Tuttavia la vicenda del Sottosegretario leghista induce a qualche riflessione sulle scelte che i partiti fanno nella individuazione dei soggetti ai quali vengono affidate funzioni parlamentari e di governo, per le quali si dovrebbe tener conto dell’attitudine specifica, professionale e politica del soggetto individuato, che significa competenza e capacità di interagire con le amministrazioni, con i partiti, con i parlamentari e con la stampa. Perché il comportamento di ogni esponente politico non è destinato a riverberarsi solamente sulla persona. Anche il partito di appartenenza si giova o è danneggiato dall’immagine del proprio rappresentante agli occhi dell’elettorato.

L’idea che si possa prescindere da queste valutazioni è assolutamente sbagliata e rivela la mancanza di quella “etichetta” della politica che un tempo i partiti affidavano alle scuole dove si preparavano i quadri dirigenti i quali, in quel contesto, imparavano non solo nozioni di filosofia politica, ma anche di funzionamento delle istituzioni e di quant’altro occorreva per svolgere via via le funzioni che venivano loro assegnate, compresi i rapporti con i mezzi di informazione sempre più importanti.

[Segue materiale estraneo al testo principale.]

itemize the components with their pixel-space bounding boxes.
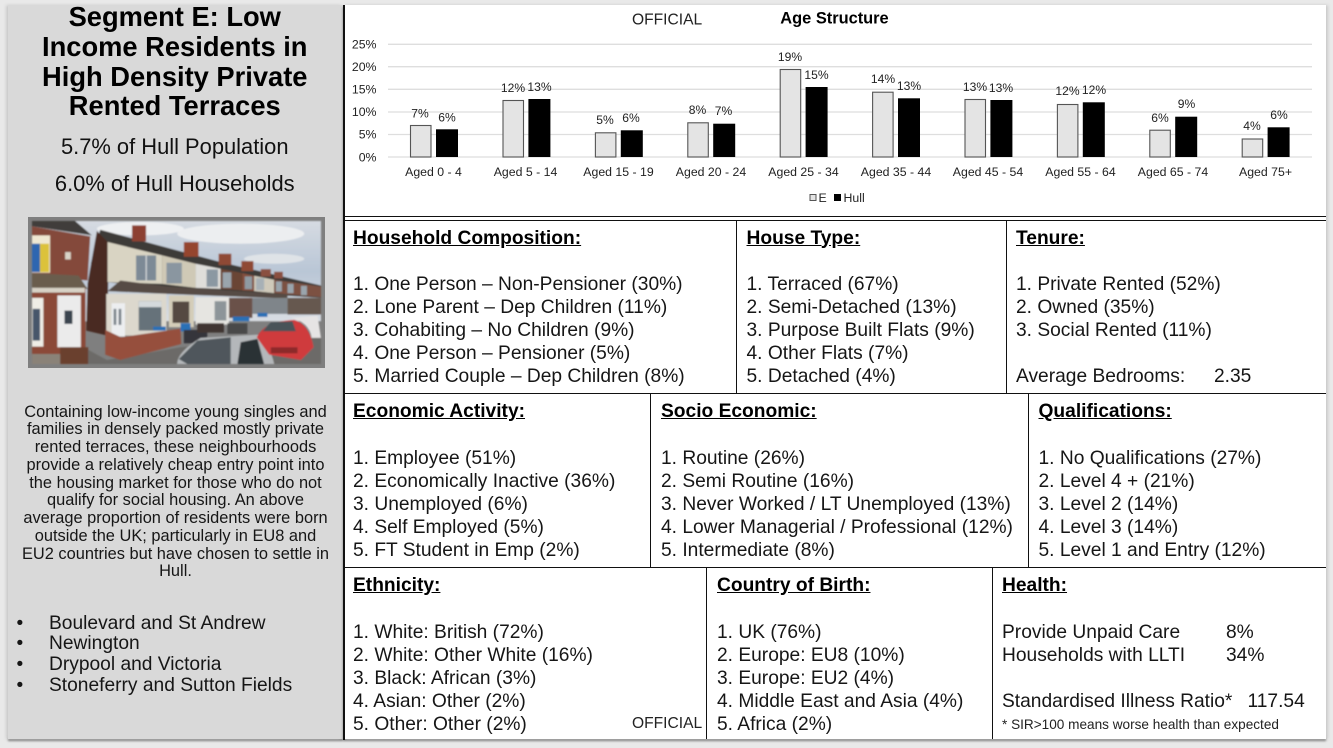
description: families in densely packed mostly private — [27, 420, 324, 438]
panel: segment summary sidebar — [8, 5, 343, 739]
panel: country of birth: Country of Birth: — [717, 575, 870, 596]
unpaid care: Provide Unpaid Care — [1002, 622, 1180, 642]
y axis labels: 25% — [352, 38, 377, 52]
households with LLTI: Households with LLTI — [1002, 644, 1185, 666]
bars: Hull — [436, 87, 1290, 157]
chart title: Age Structure — [780, 10, 889, 28]
panel: health: 8% — [1226, 622, 1254, 642]
panel: qualifications: 1. No Qualifications (27%) 2. Level 4 + (21%) 3. Level 2 (14%) 4. Level 3 (14%) 5. Level 1 and Entry (12%) — [1038, 448, 1266, 561]
description: average proportion of residents were born — [23, 509, 328, 527]
household share: 6.0% of Hull Households — [55, 171, 295, 196]
data labels: 4% — [1243, 119, 1261, 133]
ward list — [16, 613, 292, 696]
ward list: • — [16, 675, 23, 696]
x axis labels: Aged 25 - 34 — [768, 165, 839, 179]
x axis labels: Aged 0 - 4 — [405, 165, 462, 179]
legend: E — [818, 191, 827, 205]
bars: segment E — [410, 70, 1263, 157]
road — [32, 337, 321, 364]
data labels: 12% — [1055, 84, 1080, 98]
data labels: 19% — [778, 50, 802, 64]
panel: economic activity: 1. Employee (51%) 2. Economically Inactive (36%) 3. Unemployed (6%) 4. Self Employed (5%) 5. FT Student in Emp (2%) — [353, 448, 615, 561]
data labels: 6% — [438, 110, 456, 124]
ward list: Newington — [49, 633, 140, 654]
description: Hull. — [159, 562, 192, 580]
x axis labels: Aged 20 - 24 — [676, 165, 746, 179]
data labels: 13% — [989, 81, 1013, 95]
panel: economic activity: Economic Activity: — [353, 401, 525, 422]
official marking bottom: OFFICIAL — [632, 715, 702, 732]
description: qualify for social housing. An above — [47, 491, 304, 509]
x axis labels: Aged 55 - 64 — [1045, 165, 1116, 179]
x axis labels: Aged 35 - 44 — [861, 165, 931, 179]
ward list: Boulevard and St Andrew — [49, 613, 266, 634]
data labels: 13% — [897, 79, 921, 93]
y axis labels: 0% — [359, 150, 377, 164]
x axis labels: Aged 75+ — [1239, 165, 1292, 179]
x axis labels: Aged 45 - 54 — [953, 165, 1023, 179]
data labels: 7% — [715, 104, 732, 118]
ward list: • — [16, 613, 23, 634]
description: rented terraces, these neighbourhoods — [35, 438, 316, 456]
x axis labels — [405, 165, 1292, 179]
data labels: 14% — [871, 72, 895, 86]
legend: Hull — [844, 191, 865, 205]
x axis labels: Aged 65 - 74 — [1138, 165, 1208, 179]
description — [22, 402, 329, 580]
ward list: • — [16, 654, 23, 675]
panel: qualifications: Qualifications: — [1038, 401, 1172, 422]
title: High Density Private — [42, 61, 307, 92]
description: Containing low-income young singles and — [24, 402, 327, 420]
far terrace — [91, 230, 321, 298]
data labels: 9% — [1178, 97, 1195, 111]
x axis labels: Aged 15 - 19 — [583, 165, 654, 179]
description: provide a relatively cheap entry point into — [27, 456, 324, 474]
data labels: 6% — [622, 111, 640, 125]
panel: socio economic: 1. Routine (26%) 2. Semi Routine (16%) 3. Never Worked / LT Unemployed (13%) 4. Lower Managerial / Professional (12%) 5. Intermediate (8%) — [661, 448, 1013, 561]
data labels: 12% — [1082, 83, 1106, 97]
panel: tenure: Tenure: 1. Private Rented (52%) 2. Owned (35%) 3. Social Rented (11%) 2.35 — [1016, 228, 1251, 387]
title: Segment E: Low — [69, 1, 281, 32]
ward list: Drypool and Victoria — [49, 654, 221, 675]
ward list: Stoneferry and Sutton Fields — [49, 675, 292, 696]
panel: tenure: Average Bedrooms: — [1016, 366, 1185, 387]
photo: terraced street — [28, 217, 325, 368]
title — [42, 1, 307, 121]
panel: health: 34% — [1226, 644, 1264, 666]
standardised illness ratio: Standardised Illness Ratio* — [1002, 691, 1232, 712]
panel: main white area — [343, 5, 1326, 739]
official marking top: OFFICIAL — [632, 12, 703, 28]
data labels: 15% — [804, 68, 829, 82]
y axis labels: 15% — [352, 82, 377, 96]
description: outside the UK; particularly in EU8 and — [35, 527, 316, 545]
chart: age structure — [352, 10, 1312, 205]
panel: country of birth: 1. UK (76%) 2. Europe: EU8 (10%) 3. Europe: EU2 (4%) 4. Middle East and Asia (4%) 5. Africa (2%) — [717, 622, 963, 735]
data labels: 13% — [527, 80, 552, 94]
data labels: 12% — [501, 81, 525, 95]
cars — [177, 335, 274, 364]
left house — [32, 221, 92, 235]
data labels: 8% — [689, 103, 706, 117]
data labels: 7% — [411, 106, 429, 120]
health heading: Health: — [1002, 575, 1067, 596]
ward list: • — [16, 633, 23, 654]
panel: ethnicity: Ethnicity: — [353, 575, 440, 596]
data labels: 6% — [1270, 108, 1288, 122]
description: EU2 countries but have chosen to settle in — [22, 544, 329, 562]
data labels: 5% — [596, 113, 614, 127]
y axis labels — [352, 38, 377, 164]
y axis labels: 5% — [359, 128, 377, 142]
panel: socio economic: Socio Economic: — [661, 401, 817, 422]
panel: health — [1002, 575, 1305, 732]
description: the housing market for those who do not — [29, 474, 322, 492]
legend — [810, 191, 865, 205]
panel: ethnicity: 1. White: British (72%) 2. White: Other White (16%) 3. Black: African (3%) 4. Asian: Other (2%) 5. Other: Other (2%) — [353, 622, 593, 735]
data labels: 6% — [1151, 111, 1169, 125]
footnote: * SIR>100 means worse health than expected — [1002, 717, 1279, 732]
data labels: 13% — [963, 80, 987, 94]
title: Rented Terraces — [69, 90, 281, 121]
x axis labels: Aged 5 - 14 — [494, 165, 557, 179]
panel: household composition: Household Composition: 1. One Person – Non-Pensioner (30%) 2. Lone Parent – Dep Children (11%) 3. Cohabiting – No Children (9%) 4. One Person – Pensioner (5%) 5. Married Couple – Dep Children (8%) — [353, 228, 685, 387]
y axis labels: 10% — [352, 105, 377, 119]
y axis labels: 20% — [352, 60, 377, 74]
data labels — [411, 50, 1288, 133]
population share: 5.7% of Hull Population — [61, 134, 289, 159]
panel: health: 117.54 — [1248, 691, 1305, 712]
title: Income Residents in — [42, 31, 307, 62]
panel: house type: House Type: 1. Terraced (67%) 2. Semi-Detached (13%) 3. Purpose Built Flats (9%) 4. Other Flats (7%) 5. Detached (4%) — [746, 228, 975, 387]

Le scuole non ci sono più, anche se alcuni partiti, come appunto la Lega, organizzano dei corsi di cultura politica che sono una pallida immagine delle scuole di formazione attraverso le quali dal P.C.I. alla D.C. venivano preparati gli esponenti della classe dirigente. In ogni caso chi si avvicinava alla politica con l’ambizione di crescere nel cursus honorum imparava anche imitando i capi ai quali nella c.d. prima repubblica non mancava certo la capacità di curare l’immagine propria e del partito. Anche allora poteva accadere un incidente, ma si cercava comunque di evitare dannose ripercussioni sull’opinione pubblica.

Durigon è stato difeso da molti che probabilmente lo conoscono bene e sanno che al fondo è una brava persona, che non è fascista, che è solo un po’ esuberante anche per la pregressa esperienza di sindacalista dell’UGL, che ha proposto di intitolare nuovamente il Parco di Latina ad Arnaldo Mussolini e pensando che la città, nata a seguito della bonifica delle paludi pontine, conservi nell’opinione pubblica un forte legame nostalgico con il regime dell’epoca, sicché avrebbe gradito che il parco tornasse ad essere dedicato al fratello del Presidente del Consiglio che aveva promosso la bonifica. Non considerando che la richiesta di ripristinare la dedica del Parco ad Arnaldo Mussolini avrebbe evocato bene o male il Fascismo, contestualmente cancellando due personaggi cari agli italiani di qualunque fede politica, due magistrati di grandissimo valore i quali hanno operato con straordinario impegno nella lotta alla mafia e per esso hanno perduto la vita che avevano dedicato al servizio dello Stato.